Where to get an authetic taste of Lebanon in Cape Town

Kit Heathcock samples falafel, flatbreads and other Lebanese faves at Rafael in Sea Point

21 June 2018 - 00:00
By Kit Heathcock
Rafael's kafta man’oushe.
Image: Kit Heathcock Rafael's kafta man’oushe.

The best way to get a sense of a country is through its food, and Rafael is a persuasive reason to plan a trip to Lebanon.

The bright corner cafe on Sea Point’s Main Road is the newest sibling to co­ffee shops Mischu and Byblos owned by Mikhael and Angelic Bou Rjeily. Perfecting the art of co­ffee has been their focus until now, but they decided it was finally time to share the flavours they grew up with. 

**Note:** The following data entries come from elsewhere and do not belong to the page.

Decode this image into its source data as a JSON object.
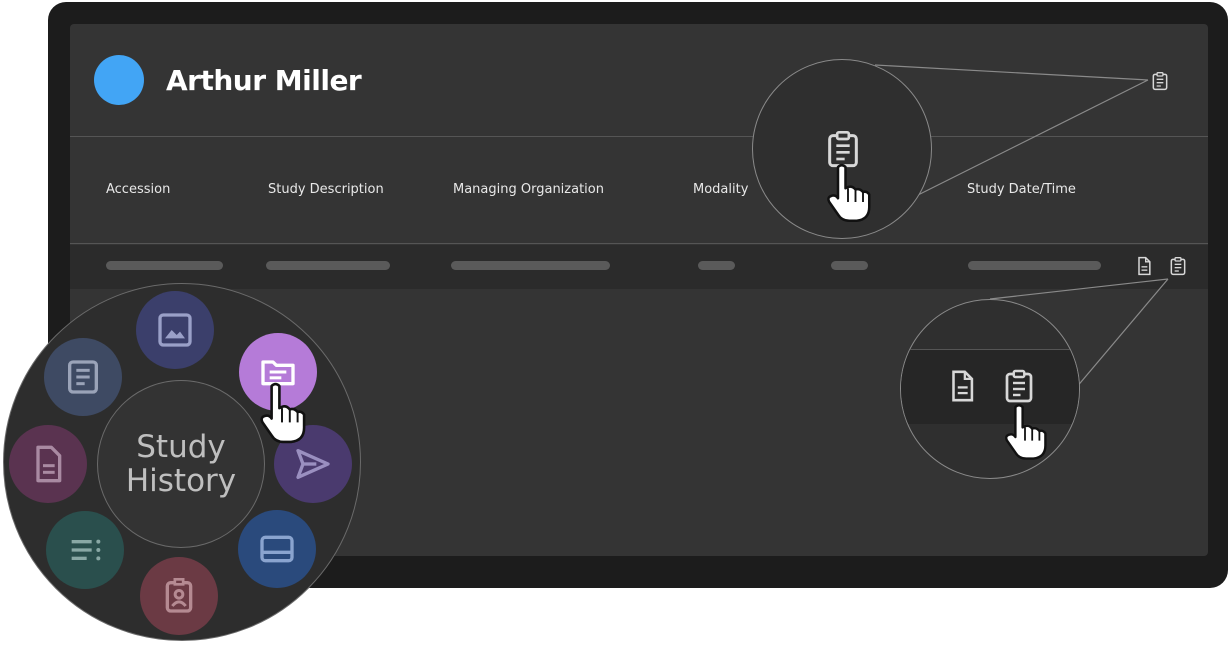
{
  "patient": {
    "name": "Arthur Miller",
    "avatar_color": "#42a5f5"
  },
  "table": {
    "columns": [
      "Accession",
      "Study Description",
      "Managing Organization",
      "Modality",
      "Study Date/Time"
    ]
  },
  "radial_menu": {
    "center_label_line1": "Study",
    "center_label_line2": "History",
    "items": [
      {
        "icon": "image-icon",
        "color": "#3b3f6b"
      },
      {
        "icon": "folder-icon",
        "color": "#b57bd8",
        "active": true
      },
      {
        "icon": "send-icon",
        "color": "#4a3a6e"
      },
      {
        "icon": "panel-icon",
        "color": "#2a4a7c"
      },
      {
        "icon": "id-badge-icon",
        "color": "#6b3a44"
      },
      {
        "icon": "list-icon",
        "color": "#2a4f4d"
      },
      {
        "icon": "document-icon",
        "color": "#5a3350"
      },
      {
        "icon": "text-doc-icon",
        "color": "#3e4a63"
      }
    ]
  },
  "row_actions": [
    "document-icon",
    "clipboard-icon"
  ],
  "colors": {
    "screen": "#343434",
    "device": "#1c1c1c",
    "accent_purple": "#b57bd8"
  }
}
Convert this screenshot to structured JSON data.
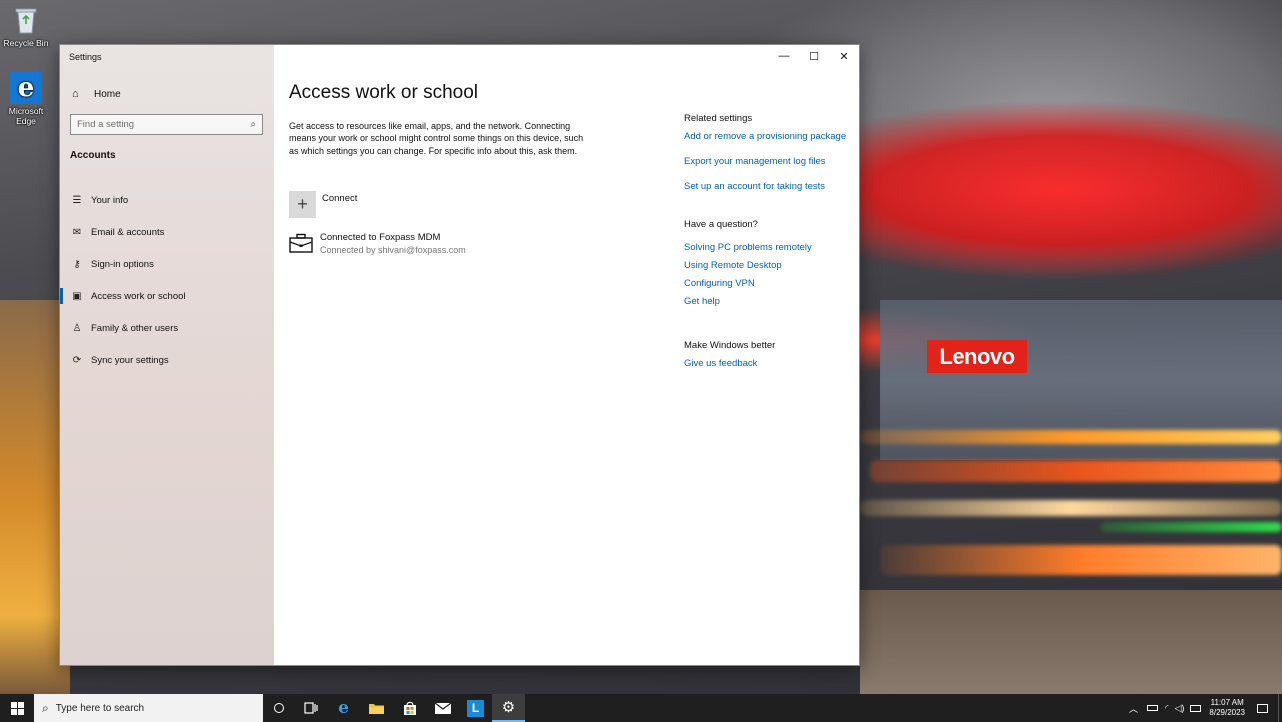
{
  "desktop": {
    "icons": [
      {
        "label": "Recycle Bin"
      },
      {
        "label": "Microsoft Edge"
      }
    ],
    "wallpaper_brand": "Lenovo"
  },
  "window": {
    "title": "Settings",
    "controls": {
      "minimize": "—",
      "maximize": "☐",
      "close": "✕"
    }
  },
  "sidebar": {
    "home_label": "Home",
    "search_placeholder": "Find a setting",
    "section": "Accounts",
    "items": [
      {
        "label": "Your info",
        "icon": "contact-card-icon",
        "glyph": "☰"
      },
      {
        "label": "Email & accounts",
        "icon": "mail-icon",
        "glyph": "✉"
      },
      {
        "label": "Sign-in options",
        "icon": "key-icon",
        "glyph": "⚷"
      },
      {
        "label": "Access work or school",
        "icon": "briefcase-icon",
        "glyph": "▣",
        "active": true
      },
      {
        "label": "Family & other users",
        "icon": "person-icon",
        "glyph": "♙"
      },
      {
        "label": "Sync your settings",
        "icon": "sync-icon",
        "glyph": "⟳"
      }
    ]
  },
  "main": {
    "title": "Access work or school",
    "intro": "Get access to resources like email, apps, and the network. Connecting means your work or school might control some things on this device, such as which settings you can change. For specific info about this, ask them.",
    "connect_label": "Connect",
    "account": {
      "name": "Connected to Foxpass MDM",
      "detail": "Connected by shivani@foxpass.com"
    }
  },
  "related": {
    "heading": "Related settings",
    "links": [
      "Add or remove a provisioning package",
      "Export your management log files",
      "Set up an account for taking tests"
    ],
    "question_heading": "Have a question?",
    "question_links": [
      "Solving PC problems remotely",
      "Using Remote Desktop",
      "Configuring VPN",
      "Get help"
    ],
    "better_heading": "Make Windows better",
    "feedback_link": "Give us feedback"
  },
  "taskbar": {
    "search_placeholder": "Type here to search",
    "time": "11:07 AM",
    "date": "8/29/2023"
  },
  "colors": {
    "accent": "#0063b1",
    "taskbar": "#1f1f1f",
    "lenovo_red": "#e2231a"
  }
}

“Being Lebanese, food is a big part of your life,” says Angelic. “It’s such a unique cuisine. There are Mediterranean dishes in common with neighbouring countries, like hummus, but everyone makes it their own way.”

The flavours are Eastern Mediterranean, fresh, light and healthy, with lots of lemon, olives, fresh herbs and spices. “I grew up eating like this. For me, it’s a matter of reviving childhood memories,” says Mikhael on how they developed the menu.

Man’oushe flatbreads in several variations are the staple breakfast of Lebanese village life. The simplest is spread with zesty zaatar, (a blend of dried thyme, sesame seeds and sumac). Thin, crispy and very moreish, man’oushe is a light and satisfying snack eaten with dollops of homemade labneh (strained yoghurt), tomato, cucumber and mint, or a handful of olives.

Rafael's falafel platter.
Image: Kit Heathcock Rafael's falafel platter.
Rafael's falafel hummus turnips bowl.
Image: Kit Heathcock Rafael's falafel hummus turnips bowl.

Lebanese food is all about sharing and social eating, the mezze menu lets you order for the table and taste a little bit of everything.

The falafel is not to be missed, dipped in hummus or baba ghanoush with a tabbouleh salad. Chicken kebabs and beef kafta skewers bring subtle spices into the mix. For lunch, man’oushe becomes more substantial, topped with kafta ground beef and cheese.

It’s a way of eating that encourages long, laid-back lunches, sipping at refreshing frozen lemonade with mint in summer, or energising Yerba Mate tea for a slow-release ca­ffeine buzz.

But Rafael also works well for takeaways to eat while strolling on the promenade – think a rolled pita stu­ffed with shwarma or falafel. And you can order platters to take home for e­ffortless entertaining.

We drew out our lunch with excellent Turkish co­ffee accompanied by small bites of baklava from a local Lebanese bakery.

For winter, Angelic is developing soups, desserts and more meat dishes to add sustaining warmth to the charming corner cafe that already feels like a home away from home.